Cinco anos sem Marielle: um inquérito problemático e a necessidade da federalização

Henrique Canary, de São Paulo (SP)
Guilherme Cunha/ALERJ

Hoje completam-se cinco anos do assassinato de Marielle Franco e Anderson Gomes em 14 de março de 2018. A maioria de nós ainda estava acordada quando as notícias começaram a circular nas redes sociais e veículos de imprensa. Não podíamos acreditar. Uma das figuras mais combativas, talentosas e queridas da esquerda brasileira havia sido assassinada. O choque e a desorientação prevaleceram. O golpe havia triunfado dois anos antes e a extrema-direita estava em franca ascensão. O assassinato de Marielle era o prenúncio dos tempos difíceis que estávamos começando a viver. Meia década depois, seguimos sem respostas para as perguntas mais decisivas: Quem mandou matar Marielle e qual a motivação do crime?

Desde que foi instaurado, imediatamente depois do assassinato, o inquérito policial relativo ao caso teve uma história tortuosa. Nada menos do que cinco delegados se revezaram na condução das investigações, ao mesmo tempo em que o grupo de procuradores do Ministério Público Estadual foi trocado três vezes ao longo desses anos.
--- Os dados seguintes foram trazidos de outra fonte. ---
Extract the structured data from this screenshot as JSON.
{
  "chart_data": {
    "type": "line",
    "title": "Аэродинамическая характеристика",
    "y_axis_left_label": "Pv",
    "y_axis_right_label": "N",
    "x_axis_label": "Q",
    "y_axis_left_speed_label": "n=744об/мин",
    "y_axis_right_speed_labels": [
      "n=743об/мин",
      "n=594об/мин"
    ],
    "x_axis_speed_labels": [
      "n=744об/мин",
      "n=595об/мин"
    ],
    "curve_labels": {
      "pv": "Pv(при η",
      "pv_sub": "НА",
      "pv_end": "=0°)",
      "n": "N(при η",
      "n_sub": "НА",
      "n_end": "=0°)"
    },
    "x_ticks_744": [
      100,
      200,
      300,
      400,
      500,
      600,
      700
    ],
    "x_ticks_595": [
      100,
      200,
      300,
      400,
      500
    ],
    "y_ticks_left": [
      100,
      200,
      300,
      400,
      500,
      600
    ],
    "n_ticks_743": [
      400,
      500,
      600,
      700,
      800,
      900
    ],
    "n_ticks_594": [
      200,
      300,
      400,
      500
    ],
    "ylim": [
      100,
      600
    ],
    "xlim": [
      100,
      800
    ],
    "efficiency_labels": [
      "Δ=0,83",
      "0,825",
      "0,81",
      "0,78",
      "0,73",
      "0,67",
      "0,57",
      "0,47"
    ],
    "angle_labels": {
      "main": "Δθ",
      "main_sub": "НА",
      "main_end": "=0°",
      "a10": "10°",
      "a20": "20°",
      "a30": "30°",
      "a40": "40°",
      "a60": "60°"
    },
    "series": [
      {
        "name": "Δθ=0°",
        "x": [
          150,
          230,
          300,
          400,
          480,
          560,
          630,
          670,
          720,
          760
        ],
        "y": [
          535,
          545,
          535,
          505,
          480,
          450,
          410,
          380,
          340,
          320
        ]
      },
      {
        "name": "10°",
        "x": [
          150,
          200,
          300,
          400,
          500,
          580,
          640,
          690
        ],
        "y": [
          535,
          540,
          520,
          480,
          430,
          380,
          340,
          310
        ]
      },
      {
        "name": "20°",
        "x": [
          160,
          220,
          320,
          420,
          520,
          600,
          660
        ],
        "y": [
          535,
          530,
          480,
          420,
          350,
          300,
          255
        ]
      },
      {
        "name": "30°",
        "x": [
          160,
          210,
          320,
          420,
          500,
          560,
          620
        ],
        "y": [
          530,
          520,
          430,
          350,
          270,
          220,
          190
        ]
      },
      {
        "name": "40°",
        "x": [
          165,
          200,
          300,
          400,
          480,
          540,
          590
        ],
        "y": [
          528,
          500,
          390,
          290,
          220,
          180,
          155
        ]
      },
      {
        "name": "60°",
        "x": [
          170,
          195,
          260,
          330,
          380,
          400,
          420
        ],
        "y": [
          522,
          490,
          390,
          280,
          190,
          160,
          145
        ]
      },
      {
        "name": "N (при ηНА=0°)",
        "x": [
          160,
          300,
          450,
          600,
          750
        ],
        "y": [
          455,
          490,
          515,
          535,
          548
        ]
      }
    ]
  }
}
Em maio de 2019, a própria Polícia Federal afirmou que depoimentos falsos foram dados no inquérito para desviar o foco das investigações. Além disso, parentes e pessoas próximas a Marielle denunciaram repetidamente a interferência externa nas investigações, o que também foi confirmado pela PF. A confusão foi tão grande, que em setembro de 2019, a então procuradora-geral da República Raquel Dodge chegou a pedir a federalização do caso, pedido que foi negado pelo Supremo Tribunal de Justiça no ano seguinte.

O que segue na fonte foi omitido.